Having worked part-time in a nursery, Morgan began working as a delivery driver, then qualified as an engineer for washing machines, fridges and other white goods. He is happy with the job and has plans to take his HGV license and start his own business; he has had the same partner for 10 years, plays for Beaconsfield Town in the Evo-Stik South East League, and feels, at 27, his life has come together.

“But I feel I had wasted years; I could have had this life six or seven years ago. I could have done things, gone travelling, but instead all I was thinking about was football. Really, there are hundreds of boys across the country, being set up to fail.”
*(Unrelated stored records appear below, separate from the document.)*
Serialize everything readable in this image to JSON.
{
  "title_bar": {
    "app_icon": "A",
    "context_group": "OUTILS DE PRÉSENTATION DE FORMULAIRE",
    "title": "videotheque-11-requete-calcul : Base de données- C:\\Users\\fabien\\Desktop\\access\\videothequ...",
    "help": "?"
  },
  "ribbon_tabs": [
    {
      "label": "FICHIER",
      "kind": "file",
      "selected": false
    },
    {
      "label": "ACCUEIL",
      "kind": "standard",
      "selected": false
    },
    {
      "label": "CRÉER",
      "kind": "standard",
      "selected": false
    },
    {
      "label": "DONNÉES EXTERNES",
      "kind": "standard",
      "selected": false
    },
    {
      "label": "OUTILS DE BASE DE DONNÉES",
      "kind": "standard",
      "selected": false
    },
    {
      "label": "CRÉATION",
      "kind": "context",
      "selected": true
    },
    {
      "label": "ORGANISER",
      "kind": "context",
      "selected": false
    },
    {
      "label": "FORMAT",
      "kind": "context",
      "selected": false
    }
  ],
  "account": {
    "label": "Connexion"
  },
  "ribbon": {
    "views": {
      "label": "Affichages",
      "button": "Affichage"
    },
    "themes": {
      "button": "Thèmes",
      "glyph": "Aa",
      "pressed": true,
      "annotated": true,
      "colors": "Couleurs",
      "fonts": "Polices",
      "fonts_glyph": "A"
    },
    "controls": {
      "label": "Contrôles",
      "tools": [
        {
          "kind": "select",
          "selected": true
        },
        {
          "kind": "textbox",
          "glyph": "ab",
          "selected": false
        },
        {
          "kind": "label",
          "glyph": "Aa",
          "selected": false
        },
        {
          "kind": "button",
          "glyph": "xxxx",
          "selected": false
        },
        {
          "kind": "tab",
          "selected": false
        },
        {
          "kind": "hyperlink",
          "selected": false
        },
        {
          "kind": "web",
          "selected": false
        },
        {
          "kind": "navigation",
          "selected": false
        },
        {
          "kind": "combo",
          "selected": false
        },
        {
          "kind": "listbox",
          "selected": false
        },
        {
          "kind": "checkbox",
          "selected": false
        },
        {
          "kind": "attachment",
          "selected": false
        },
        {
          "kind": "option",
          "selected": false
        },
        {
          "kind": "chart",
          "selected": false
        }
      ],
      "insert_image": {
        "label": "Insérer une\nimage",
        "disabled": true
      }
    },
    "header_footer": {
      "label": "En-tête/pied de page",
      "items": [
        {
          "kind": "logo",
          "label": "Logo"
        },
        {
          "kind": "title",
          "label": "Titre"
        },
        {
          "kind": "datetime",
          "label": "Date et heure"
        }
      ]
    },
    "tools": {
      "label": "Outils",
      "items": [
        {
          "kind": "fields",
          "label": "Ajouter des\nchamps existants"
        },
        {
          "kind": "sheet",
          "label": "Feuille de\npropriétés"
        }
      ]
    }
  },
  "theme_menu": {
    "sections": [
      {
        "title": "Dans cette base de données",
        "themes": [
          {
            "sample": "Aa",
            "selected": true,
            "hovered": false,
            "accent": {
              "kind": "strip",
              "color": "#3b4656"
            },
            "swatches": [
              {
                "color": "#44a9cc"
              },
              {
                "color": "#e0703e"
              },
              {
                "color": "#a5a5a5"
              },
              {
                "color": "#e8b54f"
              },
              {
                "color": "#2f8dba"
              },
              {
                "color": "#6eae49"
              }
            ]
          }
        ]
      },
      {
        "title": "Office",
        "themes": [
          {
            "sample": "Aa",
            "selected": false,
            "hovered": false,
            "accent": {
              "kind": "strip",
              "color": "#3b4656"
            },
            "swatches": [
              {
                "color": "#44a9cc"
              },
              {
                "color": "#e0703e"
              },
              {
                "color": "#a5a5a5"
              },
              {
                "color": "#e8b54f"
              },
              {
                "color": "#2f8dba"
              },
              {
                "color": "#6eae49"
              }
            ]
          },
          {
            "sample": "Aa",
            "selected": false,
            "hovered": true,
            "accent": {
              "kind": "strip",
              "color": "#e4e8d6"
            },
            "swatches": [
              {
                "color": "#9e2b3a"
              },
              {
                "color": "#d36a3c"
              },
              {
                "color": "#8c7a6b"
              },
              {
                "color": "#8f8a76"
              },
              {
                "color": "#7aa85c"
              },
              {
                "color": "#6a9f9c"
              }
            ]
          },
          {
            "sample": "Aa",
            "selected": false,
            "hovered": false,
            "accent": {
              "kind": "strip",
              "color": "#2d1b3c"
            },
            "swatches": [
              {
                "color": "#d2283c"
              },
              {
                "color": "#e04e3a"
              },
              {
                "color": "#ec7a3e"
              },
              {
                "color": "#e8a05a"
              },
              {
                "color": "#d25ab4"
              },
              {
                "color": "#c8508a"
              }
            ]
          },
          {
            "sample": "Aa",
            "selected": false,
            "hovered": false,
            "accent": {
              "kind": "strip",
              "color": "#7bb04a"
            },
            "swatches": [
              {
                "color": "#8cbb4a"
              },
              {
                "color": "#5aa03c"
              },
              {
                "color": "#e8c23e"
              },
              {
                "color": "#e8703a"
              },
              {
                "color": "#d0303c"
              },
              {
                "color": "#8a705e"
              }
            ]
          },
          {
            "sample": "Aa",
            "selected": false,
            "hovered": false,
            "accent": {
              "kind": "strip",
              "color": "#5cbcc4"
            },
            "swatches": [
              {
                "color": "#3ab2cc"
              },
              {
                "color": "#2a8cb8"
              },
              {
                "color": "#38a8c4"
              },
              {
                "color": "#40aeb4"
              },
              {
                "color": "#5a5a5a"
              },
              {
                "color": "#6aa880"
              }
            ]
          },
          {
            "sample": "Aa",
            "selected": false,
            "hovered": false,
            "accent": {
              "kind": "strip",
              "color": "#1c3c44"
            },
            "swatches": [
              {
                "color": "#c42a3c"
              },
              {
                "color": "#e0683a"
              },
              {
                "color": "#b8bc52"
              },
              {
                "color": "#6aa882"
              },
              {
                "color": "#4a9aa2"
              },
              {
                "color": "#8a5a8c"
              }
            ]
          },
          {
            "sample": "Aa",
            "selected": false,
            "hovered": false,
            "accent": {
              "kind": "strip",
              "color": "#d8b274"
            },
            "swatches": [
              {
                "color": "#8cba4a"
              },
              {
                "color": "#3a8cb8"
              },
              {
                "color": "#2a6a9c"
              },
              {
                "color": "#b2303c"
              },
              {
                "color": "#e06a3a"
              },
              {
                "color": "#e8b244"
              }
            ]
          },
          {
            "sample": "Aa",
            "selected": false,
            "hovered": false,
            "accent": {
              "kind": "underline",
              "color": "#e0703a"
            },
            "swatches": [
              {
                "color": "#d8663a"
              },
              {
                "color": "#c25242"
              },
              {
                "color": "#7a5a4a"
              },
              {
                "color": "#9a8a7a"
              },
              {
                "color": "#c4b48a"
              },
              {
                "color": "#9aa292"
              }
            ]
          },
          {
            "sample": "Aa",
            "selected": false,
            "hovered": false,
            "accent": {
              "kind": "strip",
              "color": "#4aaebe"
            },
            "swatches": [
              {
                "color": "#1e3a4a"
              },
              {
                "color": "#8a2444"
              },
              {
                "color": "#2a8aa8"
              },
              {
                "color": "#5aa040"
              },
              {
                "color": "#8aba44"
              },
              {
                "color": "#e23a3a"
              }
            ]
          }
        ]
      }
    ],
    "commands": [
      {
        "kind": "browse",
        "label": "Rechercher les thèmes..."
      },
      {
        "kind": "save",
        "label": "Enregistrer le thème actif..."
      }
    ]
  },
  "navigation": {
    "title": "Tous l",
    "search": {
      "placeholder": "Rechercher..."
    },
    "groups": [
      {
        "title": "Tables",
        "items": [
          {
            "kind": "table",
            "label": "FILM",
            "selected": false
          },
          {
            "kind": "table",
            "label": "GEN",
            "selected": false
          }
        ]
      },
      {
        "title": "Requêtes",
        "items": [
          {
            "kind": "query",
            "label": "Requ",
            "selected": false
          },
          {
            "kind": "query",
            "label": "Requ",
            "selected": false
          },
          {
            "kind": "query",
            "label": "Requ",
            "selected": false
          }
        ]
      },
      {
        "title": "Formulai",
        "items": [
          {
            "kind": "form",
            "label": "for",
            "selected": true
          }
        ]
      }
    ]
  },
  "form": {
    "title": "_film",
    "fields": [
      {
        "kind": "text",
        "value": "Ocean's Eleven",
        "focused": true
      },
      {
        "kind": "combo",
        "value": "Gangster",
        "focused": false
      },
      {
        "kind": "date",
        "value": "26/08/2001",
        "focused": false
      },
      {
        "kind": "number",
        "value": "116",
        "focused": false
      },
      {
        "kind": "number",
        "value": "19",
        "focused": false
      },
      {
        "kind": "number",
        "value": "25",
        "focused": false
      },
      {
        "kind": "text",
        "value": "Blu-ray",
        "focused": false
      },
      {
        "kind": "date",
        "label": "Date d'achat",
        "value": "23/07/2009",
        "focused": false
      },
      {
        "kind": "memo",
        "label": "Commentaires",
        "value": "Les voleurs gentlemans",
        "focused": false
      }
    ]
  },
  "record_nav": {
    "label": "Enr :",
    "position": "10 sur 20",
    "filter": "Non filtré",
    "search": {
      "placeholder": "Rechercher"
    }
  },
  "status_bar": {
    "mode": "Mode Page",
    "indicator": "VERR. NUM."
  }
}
Aaron Morgan’s son, Kairon, six, has been spotted by a Chelsea scout playing children’s football locally, and asked to go to their development centre. Clubs can run these pre-academy sessions for six-year-olds, before the first formal affiliation can start at eight. Morgan says he rejected three letters from Chelsea before succumbing to the classic parents’ dilemma, that he may be denying his son an opportunity, however remote. Kairon went, and there were 60 little boys there, says Morgan, who can see the disappointment stretching ahead for most of them. He says he will try to guide his son to have realistic expectations, to enjoy it but take it sceptically. But so far, he has never gone along to watch, to actually see his boy taking his first steps into English football’s youth development system.

“I don’t know if I am mentally ready for that,” he says.